Maybe Las Vegas is the answer. After a pivotal series (in which the A's sadly were swept) against the Mariners where in four games attendance was never cracked 5,000, maybe baseball just isn't working in Oakland.
I've heard (and lived through for 10 plus years) all the traditional retorts. They don't keep the marketable players. The Coliseum isn't the greatest place to see a game. Wolff then Fisher don't care about Oakland. They won't spend any money.
The bottom line: the team wins (a lot, at least in the regular season in recent years) and very few people come to the games. To date, the A's have drawn 701,430 fans for a team that is 85-71. The Baltimore Orioles, a team with currently tied for the worst record in baseball has outdrawn the A's with 763,387 fans. The A's are in contention, still in striking distance for a playoff berth. The O's had a 19 game losing streak. (I also don't buy that the now long-gone Covid restrictions depressed numbers. See Giants, San Francisco.)
This backdrop made a tweet from @OaklandStadiumWatch heartwarming, but hollow:
Been a rough few weeks/months/years, but one thing should be clear: real A's fans will never waver in supporting Oakland baseball.— OaklandStadiumWatch (@OakStadiumWatch) September 23, 2021
Players, front offices, and owners come and go, but the only thing real fans care about is cheering on baseball in this city. That'll never change.
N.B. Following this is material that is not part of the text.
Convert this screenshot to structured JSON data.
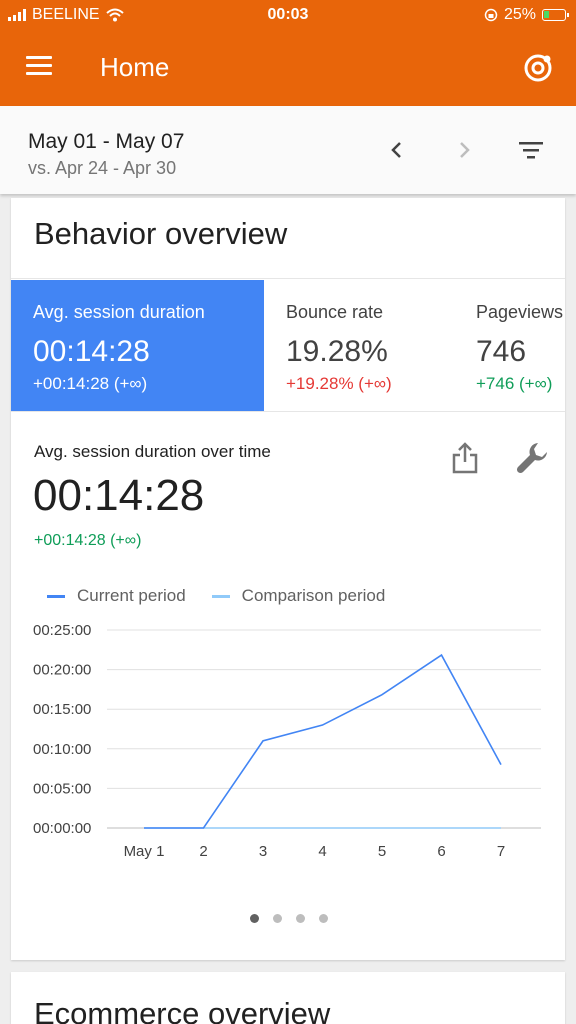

I love the A's and have endless respect for the diehards, the drummers and the lifers. But, if the team can't draw 5,000 to games with playoff implications, I don't know what can be said. I think it's painful but necessary to consider that a new stadium won't change this dynamic. Even a new stadium plus new ownership might not move the needle.
When the A's left Philadelphia after the 1955 season, they had won five championships. The Phillies had zero and wouldn't win one until 1980. The A's bolted because Philly didn't support two teams. There are only three markets that still do -- New York, Los Angeles (sorta) and Chicago. All of these markets are bigger than the Bay Area.
The low attendance this season (even with pandemic restrictions and hesitation) is a major perception concern. It fuels Dave Kaval with a solid talking point, "Look, there are minor league teams that draw more fans regularly than we do for a must-win game against a division rival."
The players don't want to play to a virtually empty stadium either. And, what are bottom-line obsessed league officials like Manfred supposed to think when they see a competitive team drawing so few fans?
Are there just not enough A's fans in Oakland and its surrounds? The current numbers aren't making a compelling case for baseball in Oakland.